# cut wire fry board?



## backstay (Feb 3, 2011)

papaotis said:


> i was working on an old complex last fall where i cut some wires(old phone wires, i thought) there are no phones in the building. there is card access on opissit sides of the building. i was told before i cut wires that they were having trouble with card readers. now they are wanting to charge me over $2000. for the repair, which includes some updates! i dont do much of that work. could cutting that wire between a reader and the panel fry the panel? please make me question them about what went wrong!


Shorted something out?
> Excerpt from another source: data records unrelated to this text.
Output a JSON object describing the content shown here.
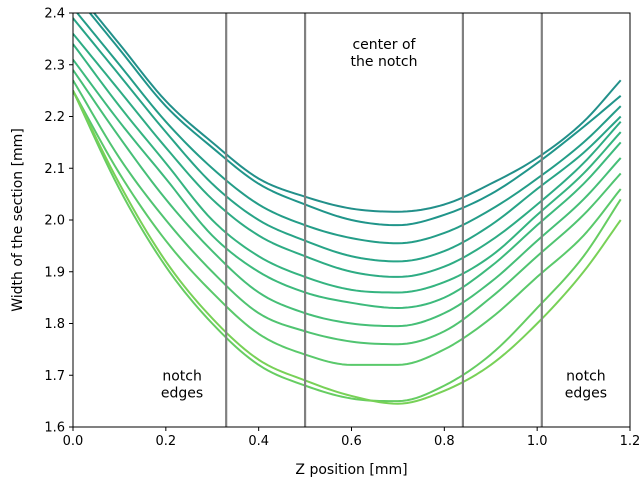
{
  "chart_data": {
    "type": "line",
    "title": "",
    "xlabel": "Z position [mm]",
    "ylabel": "Width of the section [mm]",
    "xlim": [
      0.0,
      1.2
    ],
    "ylim": [
      1.6,
      2.4
    ],
    "xticks": [
      0.0,
      0.2,
      0.4,
      0.6,
      0.8,
      1.0,
      1.2
    ],
    "xtick_labels": [
      "0.0",
      "0.2",
      "0.4",
      "0.6",
      "0.8",
      "1.0",
      "1.2"
    ],
    "yticks": [
      1.6,
      1.7,
      1.8,
      1.9,
      2.0,
      2.1,
      2.2,
      2.3,
      2.4
    ],
    "ytick_labels": [
      "1.6",
      "1.7",
      "1.8",
      "1.9",
      "2.0",
      "2.1",
      "2.2",
      "2.3",
      "2.4"
    ],
    "grid": false,
    "legend": "none",
    "vertical_lines": {
      "x": [
        0.33,
        0.5,
        0.84,
        1.01
      ],
      "color": "#808080"
    },
    "annotations": [
      {
        "lines": [
          "notch",
          "edges"
        ],
        "x": 0.235,
        "y": 1.69
      },
      {
        "lines": [
          "center of",
          "the notch"
        ],
        "x": 0.67,
        "y": 2.33
      },
      {
        "lines": [
          "notch",
          "edges"
        ],
        "x": 1.105,
        "y": 1.69
      }
    ],
    "series": [
      {
        "color": "#22908a",
        "x": [
          0.0,
          0.1,
          0.2,
          0.3,
          0.4,
          0.5,
          0.6,
          0.7,
          0.8,
          0.9,
          1.0,
          1.1,
          1.18
        ],
        "values": [
          2.45,
          2.34,
          2.23,
          2.15,
          2.08,
          2.045,
          2.022,
          2.016,
          2.03,
          2.07,
          2.12,
          2.19,
          2.27
        ]
      },
      {
        "color": "#20958a",
        "x": [
          0.0,
          0.1,
          0.2,
          0.3,
          0.4,
          0.5,
          0.6,
          0.7,
          0.8,
          0.9,
          1.0,
          1.1,
          1.18
        ],
        "values": [
          2.44,
          2.33,
          2.22,
          2.14,
          2.07,
          2.03,
          2.0,
          1.99,
          2.01,
          2.05,
          2.11,
          2.18,
          2.24
        ]
      },
      {
        "color": "#249d88",
        "x": [
          0.0,
          0.1,
          0.2,
          0.3,
          0.4,
          0.5,
          0.6,
          0.7,
          0.8,
          0.9,
          1.0,
          1.1,
          1.18
        ],
        "values": [
          2.41,
          2.3,
          2.19,
          2.1,
          2.03,
          1.99,
          1.965,
          1.955,
          1.975,
          2.02,
          2.08,
          2.15,
          2.22
        ]
      },
      {
        "color": "#28a487",
        "x": [
          0.0,
          0.1,
          0.2,
          0.3,
          0.4,
          0.5,
          0.6,
          0.7,
          0.8,
          0.9,
          1.0,
          1.1,
          1.18
        ],
        "values": [
          2.39,
          2.28,
          2.17,
          2.07,
          2.0,
          1.96,
          1.93,
          1.92,
          1.94,
          1.99,
          2.06,
          2.13,
          2.2
        ]
      },
      {
        "color": "#2eac84",
        "x": [
          0.0,
          0.1,
          0.2,
          0.3,
          0.4,
          0.5,
          0.6,
          0.7,
          0.8,
          0.9,
          1.0,
          1.1,
          1.18
        ],
        "values": [
          2.36,
          2.25,
          2.14,
          2.04,
          1.97,
          1.93,
          1.9,
          1.89,
          1.91,
          1.96,
          2.03,
          2.11,
          2.19
        ]
      },
      {
        "color": "#35b480",
        "x": [
          0.0,
          0.1,
          0.2,
          0.3,
          0.4,
          0.5,
          0.6,
          0.7,
          0.8,
          0.9,
          1.0,
          1.1,
          1.18
        ],
        "values": [
          2.34,
          2.22,
          2.11,
          2.0,
          1.93,
          1.89,
          1.865,
          1.86,
          1.88,
          1.93,
          2.01,
          2.09,
          2.17
        ]
      },
      {
        "color": "#3dba7c",
        "x": [
          0.0,
          0.1,
          0.2,
          0.3,
          0.4,
          0.5,
          0.6,
          0.7,
          0.8,
          0.9,
          1.0,
          1.1,
          1.18
        ],
        "values": [
          2.31,
          2.19,
          2.08,
          1.97,
          1.9,
          1.86,
          1.84,
          1.83,
          1.85,
          1.91,
          1.99,
          2.07,
          2.15
        ]
      },
      {
        "color": "#46bf77",
        "x": [
          0.0,
          0.1,
          0.2,
          0.3,
          0.4,
          0.5,
          0.6,
          0.7,
          0.8,
          0.9,
          1.0,
          1.1,
          1.18
        ],
        "values": [
          2.29,
          2.16,
          2.04,
          1.94,
          1.86,
          1.82,
          1.8,
          1.795,
          1.82,
          1.88,
          1.96,
          2.04,
          2.12
        ]
      },
      {
        "color": "#50c471",
        "x": [
          0.0,
          0.1,
          0.2,
          0.3,
          0.4,
          0.5,
          0.6,
          0.7,
          0.8,
          0.9,
          1.0,
          1.1,
          1.18
        ],
        "values": [
          2.27,
          2.12,
          2.0,
          1.9,
          1.82,
          1.785,
          1.765,
          1.76,
          1.785,
          1.85,
          1.93,
          2.01,
          2.09
        ]
      },
      {
        "color": "#5ac96b",
        "x": [
          0.0,
          0.1,
          0.2,
          0.3,
          0.4,
          0.5,
          0.6,
          0.7,
          0.8,
          0.9,
          1.0,
          1.1,
          1.18
        ],
        "values": [
          2.25,
          2.09,
          1.96,
          1.86,
          1.78,
          1.74,
          1.72,
          1.72,
          1.75,
          1.81,
          1.89,
          1.97,
          2.06
        ]
      },
      {
        "color": "#66cd62",
        "x": [
          0.0,
          0.1,
          0.2,
          0.3,
          0.4,
          0.5,
          0.6,
          0.7,
          0.8,
          0.9,
          1.0,
          1.1,
          1.18
        ],
        "values": [
          2.25,
          2.06,
          1.91,
          1.8,
          1.72,
          1.68,
          1.655,
          1.65,
          1.68,
          1.74,
          1.83,
          1.93,
          2.04
        ]
      },
      {
        "color": "#78d157",
        "x": [
          0.0,
          0.1,
          0.2,
          0.3,
          0.4,
          0.5,
          0.6,
          0.7,
          0.8,
          0.9,
          1.0,
          1.1,
          1.18
        ],
        "values": [
          2.25,
          2.07,
          1.92,
          1.81,
          1.73,
          1.69,
          1.66,
          1.645,
          1.67,
          1.72,
          1.8,
          1.9,
          2.0
        ]
      }
    ]
  }
}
Time to let the insurance company join the discussion, this wasn't a side job with no insurance or licensing?


----------



## papaotis (Jun 8, 2013)

nope! licensed and insured. the problem is proving was it damaged before, by maybe lightning?


----------



## backstay (Feb 3, 2011)

papaotis said:


> nope! licensed and insured. the problem is proving was it damaged before, by maybe lightning?


Let your insurance fight it. They might win!


----------



## LARMGUY (Aug 22, 2010)

It really depends upon the brand of panel and which wires you shorted across. It could happen.

Ask what kind of problems they were having with the reader. Most readers are very hardy and take some electrical abuse well. Mother boards don't. They are very finicky bastards.


----------